Ou seja, a sumula aprovada pelo CARF não só extrapolou o teor dos seus próprios precedentes, como também a jurisprudência pacífica no âmbito do Superior Tribunal de Justiça – STJ:
PROCESSUAL CIVIL. TRIBUTÁRIO. ISS. EXECUÇÃO FISCAL. PESSOAS JURÍDICAS QUE PERTENCEM AO MESMO GRUPO ECONÔMICO. CIRCUNSTÂNCIA QUE, POR SI SÓ, NÃO ENSEJA SOLIDARIEDADE PASSIVA. (…) 2. A Primeira Seção/STJ pacificou entendimento no sentido de que o fato de haver pessoas jurídicas que pertençam ao mesmo grupo econômico, por si só, não enseja a responsabilidade solidária, na forma prevista no art. 124 do CTN. Precedentes: EREsp 859616/RS, Rel. Ministro MAURO CAMPBELL MARQUES, PRIMEIRA SEÇÃO, julgado em 09/02/2011, DJe 18/02/2011; EREsp 834044/RS, Rel. Ministro MAURO CAMPBELL MARQUES, PRIMEIRA SEÇÃO, julgado em 08/09/2010, DJe 29/09/2010). 3. O que a recorrente pretende com a tese de ofensa ao art. 124 do CTN – legitimidade do Banco para integrar a lide -, é, na verdade, rever a premissa fixada pelo Tribunal de origem, soberano na avaliação do conjunto fático-probatório constante dos autos, o que é vedado ao Superior Tribunal de Justiça por sua Súmula 7/STJ. 4. Agravo regimental não provido. AgRg no Ag 1392703/RS. Min MAURO CAMPBELL.
Um dos princípios que devem ser observados é o do contraditório e ampla defesa em sede administrativa para fins de responsabilização, pois, é indevida a inclusão de terceiros no título executivo de cobrança sem observar o disposto no [ii]artigo 135 do CTN, além de comprovação de interesse comum no lançamento.
Isto porque, a entidade empresarial possui autonomia patrimonial e responde diretamente pelas obrigações assumidas, não se confundindo com as demais entidades organizadas em grupo empresarial, cabendo assim a fiscalização comprovar a existência de atos praticados com excesso de poderes ou infração de lei, contrato social ou estatutos, além de confusão patrimonial.

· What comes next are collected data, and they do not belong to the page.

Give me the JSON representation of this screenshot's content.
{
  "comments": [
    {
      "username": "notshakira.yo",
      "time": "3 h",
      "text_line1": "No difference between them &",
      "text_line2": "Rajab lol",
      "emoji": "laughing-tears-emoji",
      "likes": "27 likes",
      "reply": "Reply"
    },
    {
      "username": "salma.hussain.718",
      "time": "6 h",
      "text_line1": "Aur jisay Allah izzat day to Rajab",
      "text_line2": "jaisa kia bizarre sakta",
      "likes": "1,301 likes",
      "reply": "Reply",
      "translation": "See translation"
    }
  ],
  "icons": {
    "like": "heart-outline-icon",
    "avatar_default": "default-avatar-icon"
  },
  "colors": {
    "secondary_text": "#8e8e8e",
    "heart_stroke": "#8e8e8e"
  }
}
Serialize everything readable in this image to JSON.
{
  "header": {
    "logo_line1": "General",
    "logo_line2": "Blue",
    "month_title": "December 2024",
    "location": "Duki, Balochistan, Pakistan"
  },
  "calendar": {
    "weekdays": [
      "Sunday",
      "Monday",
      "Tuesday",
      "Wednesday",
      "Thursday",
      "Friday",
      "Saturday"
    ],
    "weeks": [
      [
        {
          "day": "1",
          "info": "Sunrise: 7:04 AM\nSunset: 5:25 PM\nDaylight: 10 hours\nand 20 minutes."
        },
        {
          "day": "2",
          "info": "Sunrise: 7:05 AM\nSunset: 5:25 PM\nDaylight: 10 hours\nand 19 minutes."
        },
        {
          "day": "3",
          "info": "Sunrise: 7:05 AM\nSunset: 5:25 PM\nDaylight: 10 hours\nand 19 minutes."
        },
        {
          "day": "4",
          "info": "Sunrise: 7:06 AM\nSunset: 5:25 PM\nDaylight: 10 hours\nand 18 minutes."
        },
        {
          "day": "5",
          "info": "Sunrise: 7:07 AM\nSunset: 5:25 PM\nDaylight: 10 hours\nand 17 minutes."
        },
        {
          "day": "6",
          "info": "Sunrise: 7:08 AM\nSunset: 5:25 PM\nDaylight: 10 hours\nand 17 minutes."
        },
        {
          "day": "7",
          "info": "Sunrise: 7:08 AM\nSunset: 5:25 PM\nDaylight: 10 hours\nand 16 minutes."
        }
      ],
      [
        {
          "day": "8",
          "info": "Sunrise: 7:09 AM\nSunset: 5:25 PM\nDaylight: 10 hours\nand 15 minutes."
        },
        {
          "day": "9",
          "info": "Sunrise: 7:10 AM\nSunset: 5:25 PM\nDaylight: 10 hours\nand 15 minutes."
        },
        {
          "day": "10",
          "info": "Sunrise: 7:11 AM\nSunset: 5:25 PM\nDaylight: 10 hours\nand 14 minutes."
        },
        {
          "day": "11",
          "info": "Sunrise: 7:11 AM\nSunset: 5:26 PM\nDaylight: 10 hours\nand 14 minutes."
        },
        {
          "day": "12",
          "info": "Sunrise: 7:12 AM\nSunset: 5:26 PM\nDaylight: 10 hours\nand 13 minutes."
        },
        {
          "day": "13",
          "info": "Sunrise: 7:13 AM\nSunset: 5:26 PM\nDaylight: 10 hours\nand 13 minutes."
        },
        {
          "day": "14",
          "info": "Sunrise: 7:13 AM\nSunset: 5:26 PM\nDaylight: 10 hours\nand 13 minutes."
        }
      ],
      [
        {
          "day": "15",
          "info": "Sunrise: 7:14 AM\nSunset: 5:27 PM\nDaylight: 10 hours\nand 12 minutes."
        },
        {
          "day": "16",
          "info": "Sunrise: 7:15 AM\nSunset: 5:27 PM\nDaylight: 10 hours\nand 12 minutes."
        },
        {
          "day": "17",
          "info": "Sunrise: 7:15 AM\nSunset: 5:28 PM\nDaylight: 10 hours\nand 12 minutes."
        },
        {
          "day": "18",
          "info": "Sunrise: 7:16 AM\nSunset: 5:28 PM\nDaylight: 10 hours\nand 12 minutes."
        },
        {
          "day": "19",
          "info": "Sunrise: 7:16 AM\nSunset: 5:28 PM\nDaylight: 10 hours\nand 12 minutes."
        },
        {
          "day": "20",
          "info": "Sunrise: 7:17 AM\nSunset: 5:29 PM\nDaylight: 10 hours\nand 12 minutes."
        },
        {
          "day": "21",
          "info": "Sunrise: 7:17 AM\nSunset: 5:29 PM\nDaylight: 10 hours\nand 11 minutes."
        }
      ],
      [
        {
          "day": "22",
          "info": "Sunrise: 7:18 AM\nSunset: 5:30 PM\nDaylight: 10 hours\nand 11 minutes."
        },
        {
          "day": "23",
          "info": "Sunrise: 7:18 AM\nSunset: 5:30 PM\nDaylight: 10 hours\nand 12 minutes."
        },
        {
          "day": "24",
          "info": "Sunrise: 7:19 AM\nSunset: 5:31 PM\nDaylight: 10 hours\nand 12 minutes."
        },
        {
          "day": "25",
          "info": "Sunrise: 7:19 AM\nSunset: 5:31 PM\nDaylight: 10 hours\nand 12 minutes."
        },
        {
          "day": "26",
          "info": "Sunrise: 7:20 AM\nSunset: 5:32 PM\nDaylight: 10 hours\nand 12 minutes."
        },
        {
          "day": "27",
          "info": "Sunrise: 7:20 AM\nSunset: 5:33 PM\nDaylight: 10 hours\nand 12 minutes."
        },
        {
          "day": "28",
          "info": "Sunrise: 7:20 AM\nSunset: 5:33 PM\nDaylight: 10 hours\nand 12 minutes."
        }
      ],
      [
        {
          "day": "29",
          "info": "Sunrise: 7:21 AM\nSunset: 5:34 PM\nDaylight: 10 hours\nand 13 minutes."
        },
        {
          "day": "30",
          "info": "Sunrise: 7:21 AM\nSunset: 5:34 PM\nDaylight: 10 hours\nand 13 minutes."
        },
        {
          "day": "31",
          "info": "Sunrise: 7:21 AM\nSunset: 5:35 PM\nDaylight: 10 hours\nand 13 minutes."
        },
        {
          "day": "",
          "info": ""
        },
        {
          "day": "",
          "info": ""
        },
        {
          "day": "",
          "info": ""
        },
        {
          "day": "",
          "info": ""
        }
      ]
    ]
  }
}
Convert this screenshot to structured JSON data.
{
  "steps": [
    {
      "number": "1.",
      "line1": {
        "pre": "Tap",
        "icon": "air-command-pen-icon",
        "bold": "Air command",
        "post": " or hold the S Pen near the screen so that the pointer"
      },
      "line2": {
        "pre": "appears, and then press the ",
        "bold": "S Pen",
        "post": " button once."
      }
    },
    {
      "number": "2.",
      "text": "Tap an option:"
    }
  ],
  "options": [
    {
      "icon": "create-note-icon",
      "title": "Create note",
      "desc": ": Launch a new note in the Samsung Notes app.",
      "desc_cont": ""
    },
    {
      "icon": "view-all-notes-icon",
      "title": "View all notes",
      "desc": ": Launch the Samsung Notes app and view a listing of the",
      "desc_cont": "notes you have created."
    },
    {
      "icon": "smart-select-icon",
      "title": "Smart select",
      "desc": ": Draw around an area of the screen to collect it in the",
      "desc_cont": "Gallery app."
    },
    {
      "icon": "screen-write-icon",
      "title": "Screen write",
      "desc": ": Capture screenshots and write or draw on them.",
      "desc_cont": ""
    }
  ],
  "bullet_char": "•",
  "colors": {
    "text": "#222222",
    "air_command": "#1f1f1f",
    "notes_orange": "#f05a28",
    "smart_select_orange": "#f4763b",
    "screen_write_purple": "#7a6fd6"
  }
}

Os institutos de responsabilidade tributária e sujeição passiva são basilares nas normas primárias do Direito Tributário, em que a responsabilidade contraída por parte da sociedade somente poderá ser transferida a terceiros quando efetivamente comprovada a confusão patrimonial ou demonstrado o interesse comum no lançamento, para fins de redirecionamento da cobrança.
A edição da sumula no âmbito do CARF servirá como entendimento orientador para julgamento do tema nas instâncias inferiores, assim, certamente aumentará consideravelmente o contencioso no âmbito judicial, tendo em vista os entendimentos já pacificados pelo STJ.
[i] http://normas.receita.fazenda.gov.br/sijut2consulta/link.action?idAto=140434
[ii] Art. 135. São pessoalmente responsáveis pelos créditos correspondentes a obrigações tributárias resultantes de atos praticados com excesso de podêres ou infração de lei, contrato social ou estatutos: I – as pessoas referidas no artigo anterior; II – os mandatários, prepostos e empregados; III – os diretores, gerentes ou representantes de pessoas jurídicas de direito privado.